Healing and A Course in Miracles

The healing anticipated by A Course in Miracles – which is the healing that attends one’s study of it – is simply the ability to discern between what is false and what is true.

This discernment is natural but having forgotten we can do it, we need to remember how to do it. That is what the curriculum does: it restores to mind its capacity to discern between what is true and what is false.

We don’t have to change anything or resist anything; we don’t have to figure anything out; we don’t have to give anything up or buy anything new. We are merely asked to give attention to our self and its experience in the world.

Eventually, a gentle and sustained attention reveals the conflict that seems to be inherent in what we call our lives. The conflict is this: we believe we are separate beings with agency, in a world filled with similar beings, and that we are all in competition for scarce resources ranging from food to sex to seats in the movie theater.

And we are wrong.

Generally, we don’t see that we are wrong right away. First we decide – as Bill Thetford and Helen Schucman did – that there must be another way, and then we start seeking that other way.

A lot of wise people will say that seeking is the problem. But seeking isn’t the problem. The problem is the underlying belief that there is a decider – someone who can actually say “there must be another way” and be right about it.

It can take a long time to see that we are wrong about that. Yet it is this insight that makes the end of conflict possible – not because at last we have found the “right” path to follow or “right” action to take but because it is clearly seen that there is nothing to do and – more to the point – no body to do it.

Heaven is wholly true. No difference enters, and what is all the same cannot conflict. You are not asked to fight against your wish to murder. But you are asked to realize the form it takes conceals the same intent (T-23.IV.1:7-8).

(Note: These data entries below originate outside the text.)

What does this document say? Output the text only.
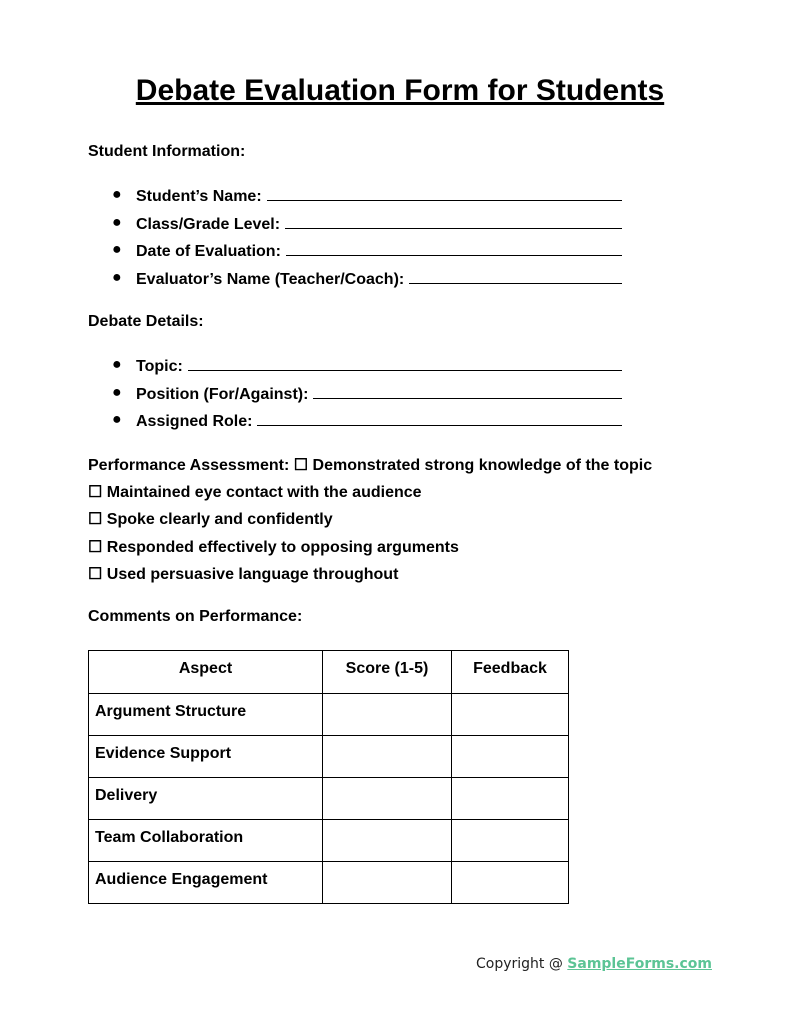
Debate Evaluation Form for Students
Student Information:
● Student’s Name:
● Class/Grade Level:
● Date of Evaluation:
● Evaluator’s Name (Teacher/Coach):
Debate Details:
● Topic:
● Position (For/Against):
● Assigned Role:
Performance Assessment: ☐ Demonstrated strong knowledge of the topic
☐ Maintained eye contact with the audience
☐ Spoke clearly and confidently
☐ Responded effectively to opposing arguments
☐ Used persuasive language throughout
Comments on Performance:
Aspect	Score (1-5)	Feedback
Argument Structure		
Evidence Support		
Delivery		
Team Collaboration		
Audience Engagement		
Copyright @ SampleForms.com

The perception of differentiation is what obscures Heaven. Sure we love some of what appears – this teacher, this spiritual practice, this poet. We can spend a lot of time coveting a text or a lover by pretending our experience with them will be transcendent or holy or whatever.

But all these “loves” only appear because we have accepted perception of differentiation as reality. The error isn’t in choosing among the many appearances; that just happens. Rather, the error is in believing those appearances reflect reality and the choices therefrom meaningful.

When truth is seen as true, the false naturally falls away, and what was was always there is seen because it was and is always there.

All that happens is that we are no longer confused about the difference between what is false and true, and so the conflict inherent in falsity no longer plagues us. We know that truth has no parts or differences and therefore there is nothing to fight about or worry about.

We are still going to see blueberry bushes and smell baking bread and feel cold when it snows and enjoy a nice snuggle and advocate for the end of the death penalty or whatever but we aren’t going to consider those objects, activities, and ideas to be real in any ultimate or absolute sense. They are merely appearances.

The distinction may seem subtle to the point of why-bother-making-it, but all healing and all peace flows from our awareness of what is true and what is false.

A Course in Miracles puts it this way.

The body’s eyes will continue to see differences. But the mind that has let itself be healed will no longer acknowledge them. There will be those who seem to be “sicker’ than others, and the body’s eyes will report their changed appearance as before. But the healed mind will put them all in one category; they are unreal (M-8.6:1-4).

What should we do?

If you are interested in A Course in Miracles, take it. Take the course. Read the text, and do the lessons. If a teacher or guide is helpful, find them and make use of them. Don’t worry is it right or wrong; it’s neither.

If you are on the far side of the course, and sort of playing with waking up, then give attention to what is going on. Just look at what’s happening – the objects that appear, the differences, desire and fear, theory and idea. All of it.

This looking – this giving of attention – is healing. It reveals the whole by revealing that in truth nothing is separate from anything else nor ever was. You are already perfect; already awake. You rest in God at rest in you.

Perception forges ahead but its forging is no longer taken as fact. It is no longer taken as reality. It’s what shows up and leaves.

But God never leaves, nor left, and so it is with us.